‘WHY GODSE MURDERED GANDHI’: AN EYE OPENER!
Mahatma Gandhi was shot dead on January 30, 1948 by Nathuram Godse who did so because he was against his methods. Godse in his final address to the court explained ‘WHY I KILLED GANDHI!’ In my previous post on Mahatma Gandhi’s Assassination, I pointed that Mahatma Gandhi and his ideas will remain in the hearts of the Generations to come and surely will! See, we have seen the negative side of Godse’s act, but, was he totally wrong on his part? The answer is ‘No’, he wasn’t!After the murder, Nathuram enjoyed certain popularity among the refugees, particularly the women, who had borne the brunt of the Partition atrocities. But on the whole, the population was angry with him.
Nathuram Godse was a follower of Gandhi in many respects, e.g. he was very active in organizing inter-caste activities involving the Untouchables. But he had come to decide in 1947-48 that the Mahatma had betrayed everything he had stood for. Indeed, Gandhi had declared that Pakistan would only be created "over my dead body", but when the hour came, the champion of fasts unto death did not try this pressure tactic to force Mohammed Ali Jinnah, leader of the Pakistan movement, to abandon his demand for Partition. Millions of people, mostly Hindus and Sikhs in West Panjab and East Bengal, felt confident that Partition would not take place because the Mahatma gave them that assurance; and they felt betrayed when he threw them to the wolves. Nathuram Godse worked in the relief operations for Hindu-Sikh refugees from Pakistan, many of whom had been raped or had lost relatives and he held Gandhi responsible for their plight on two counts. Firstly, Gandhi could have prevented Partition, or at least staked his life in an attempt to do so; this he failed to do, probably because he knew that Jinnah would not give in. This failure also cast a shadow over the earlier occasions when he had staked his life to pressure people into doing his bidding: it now seemed that he had only used this tactic with people who could be counted upon to give in, so that there had never been any real risk of having to fast unto actual death.

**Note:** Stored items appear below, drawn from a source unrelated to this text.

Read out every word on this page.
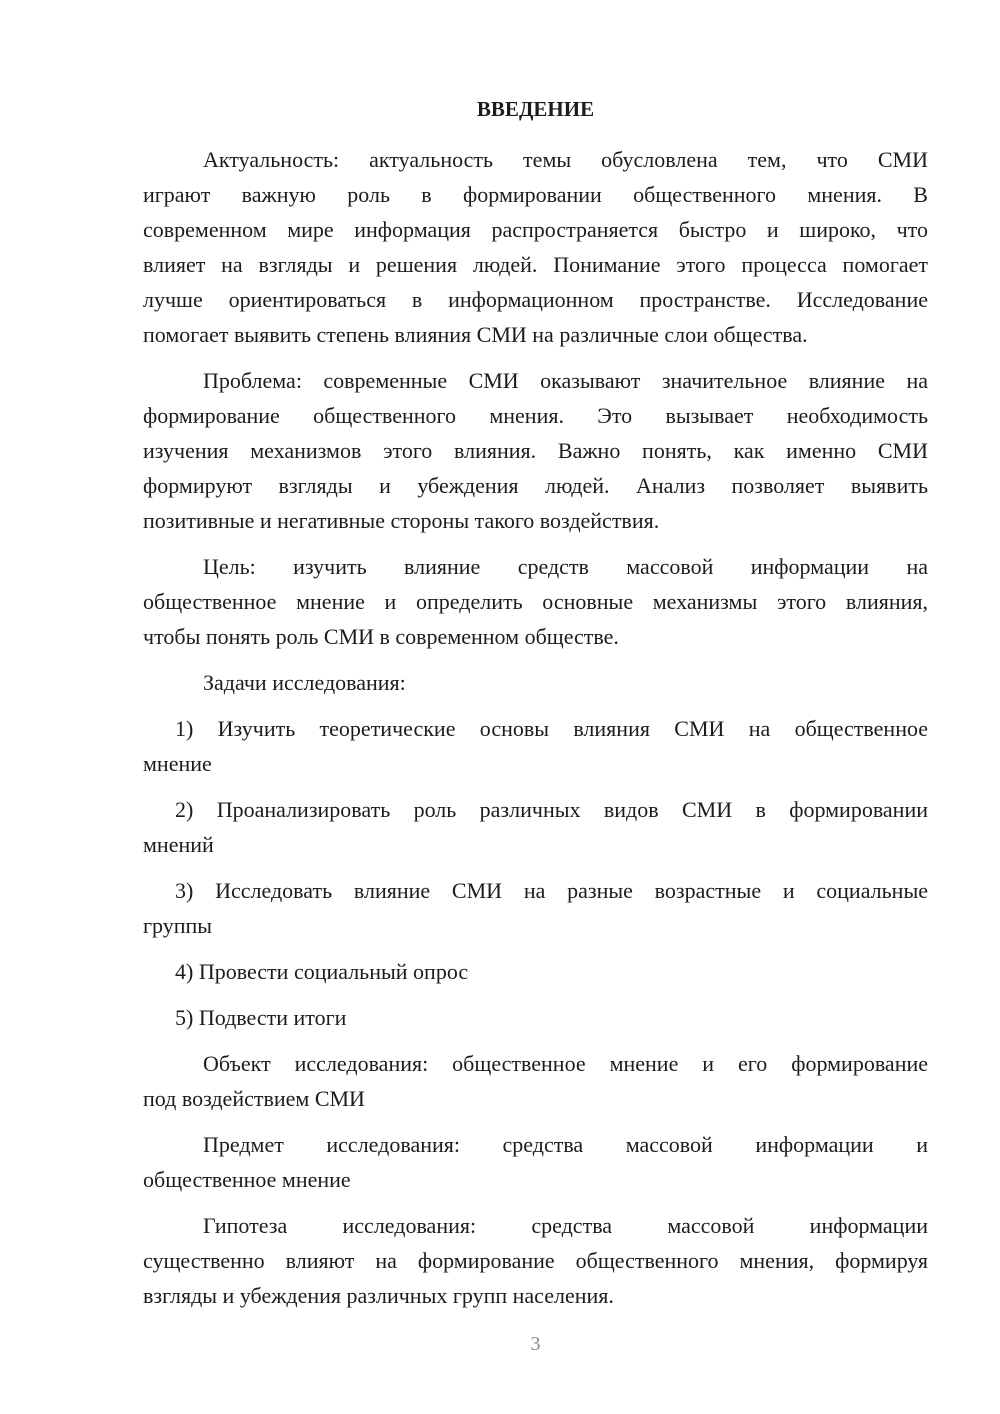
ВВЕДЕНИЕ
Актуальность: актуальность темы обусловлена тем, что СМИ
играют важную роль в формировании общественного мнения. В
современном мире информация распространяется быстро и широко, что
влияет на взгляды и решения людей. Понимание этого процесса помогает
лучше ориентироваться в информационном пространстве. Исследование
помогает выявить степень влияния СМИ на различные слои общества.
Проблема: современные СМИ оказывают значительное влияние на
формирование общественного мнения. Это вызывает необходимость
изучения механизмов этого влияния. Важно понять, как именно СМИ
формируют взгляды и убеждения людей. Анализ позволяет выявить
позитивные и негативные стороны такого воздействия.
Цель: изучить влияние средств массовой информации на
общественное мнение и определить основные механизмы этого влияния,
чтобы понять роль СМИ в современном обществе.
Задачи исследования:
1) Изучить теоретические основы влияния СМИ на общественное
мнение
2) Проанализировать роль различных видов СМИ в формировании
мнений
3) Исследовать влияние СМИ на разные возрастные и социальные
группы
4) Провести социальный опрос
5) Подвести итоги
Объект исследования: общественное мнение и его формирование
под воздействием СМИ
Предмет исследования: средства массовой информации и
общественное мнение
Гипотеза исследования: средства массовой информации
существенно влияют на формирование общественного мнения, формируя
взгляды и убеждения различных групп населения.
3
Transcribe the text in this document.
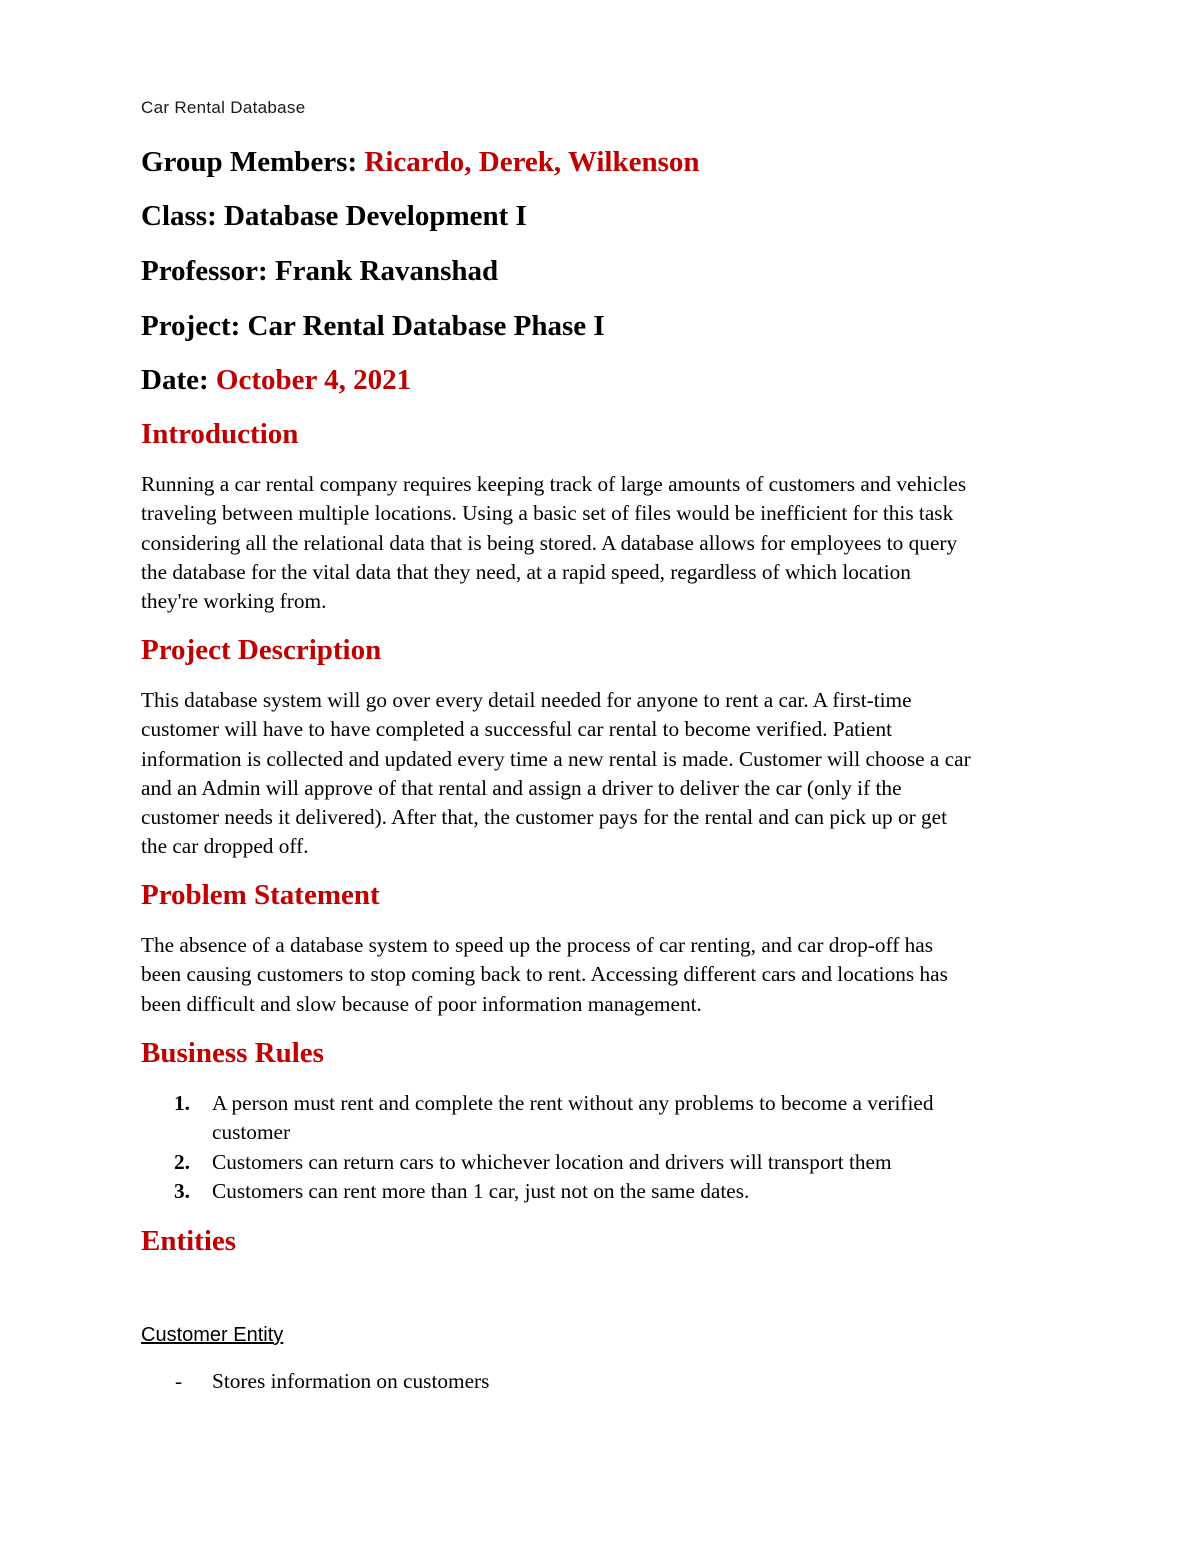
Car Rental Database
Group Members: Ricardo, Derek, Wilkenson
Class: Database Development I
Professor: Frank Ravanshad
Project: Car Rental Database Phase I
Date: October 4, 2021
Introduction
Running a car rental company requires keeping track of large amounts of customers and vehicles
traveling between multiple locations. Using a basic set of files would be inefficient for this task
considering all the relational data that is being stored. A database allows for employees to query
the database for the vital data that they need, at a rapid speed, regardless of which location
they're working from.
Project Description
This database system will go over every detail needed for anyone to rent a car. A first-time
customer will have to have completed a successful car rental to become verified. Patient
information is collected and updated every time a new rental is made. Customer will choose a car
and an Admin will approve of that rental and assign a driver to deliver the car (only if the
customer needs it delivered). After that, the customer pays for the rental and can pick up or get
the car dropped off.
Problem Statement
The absence of a database system to speed up the process of car renting, and car drop-off has
been causing customers to stop coming back to rent. Accessing different cars and locations has
been difficult and slow because of poor information management.
Business Rules
1. A person must rent and complete the rent without any problems to become a verified
customer
2. Customers can return cars to whichever location and drivers will transport them
3. Customers can rent more than 1 car, just not on the same dates.
Entities
Customer Entity
- Stores information on customers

Secondly, even after conceding Partition, a lot of bloodshed could have been averted by means of an orderly exchange of population, as advocated by the Dr. B.R. Ambedkar, free India's first Law Minister: all Muslims to Pakistan, all non-Muslims to India. At the time, neutral British troops were still around to oversee such an orderly migration, and the psychological climate was ready for this lesser-evil solution. Instead, Gandhi and his appointee as Congress leader, Jawaharlal Nehru, refused to countenance this bloodless solution out of attachment to the multiculturalist ideal. The result was that a spontaneous partial exchange of population took place anyway, but under much worse circumstances: nearly a million people were killed.
With the benefit of hindsight, we can only conclude that this second criticism is entirely justified. In India, the Hindu-Muslim riots which were a regular feature of pre-Independence India have resumed. In Pakistan, the situation is much worse: the non-Muslim minorities are being terrorized and squeezed out, and in 1971, the Pakistani army killed perhaps as many as two million Hindus in East Bengal, the biggest genocide after World War 2. In total, more than 3 million people (only counting the mortal victims, not the far more numerous refugees) would have been saved if the Indian leaders in 1947 had had the wisdom to settle for the lesser evil of an exchange of population. By contrast, the first criticism, the one uppermost in Godse's mind, is less justified. It is unfair to blame the Mahatma for the Partition, considering that most other Congress leaders had endorsed the very policies which had led to the Partition, along with the Mahatma or even before his rise. The Mahatma's failure was, in fact, the failure of Hindu society as a whole. But in the charged post-Partition atmosphere, he was made to bear most of the responsibility, and forgotten were the services he had rendered to his people, to the Fickle-minded People!
The final straw after which Godse "could not tolerate this man to live any longer", was Gandhi's "fast unto death" to force the Indian Government to pay 550 million Rupees to Pakistan, and to force the Hindu and Sikh refugees in Delhi to vacate the abandoned mosques and Muslim homes where they had found shelter (this was mid-winter 1947-48, temperature close to freezing). The money was Pakistan's fair share of British India's treasury, but it was nonetheless a strange and unique event to see one country pay such a sum of money to a country which had just invaded it: Pakistani troops were occupying a large part of Kashmir (which had by then legally acceded to India), where they exterminated the entire non-Muslim population. This moral statement, that certain fairness standards are to be maintained even in wartime, was too much for Godse and a few companions. On 30 January 1948, he shot the Mahatma at the beginning of his evening prayer-meeting in Birla House, Delhi.
The aftereffects of the Mahatma’s killing were even more disheartening, as the man who led a country of millions to independence just got a Memorial in return as Raj Ghat. His ideas were neither followed by the leaders nor by the people who gave him the name BAPU! This way, Gandhi's death brought the death of Gandhism as a political factor in India. It strengthened the position of people who used his name but were objectively the worst enemies of everything he had stood for!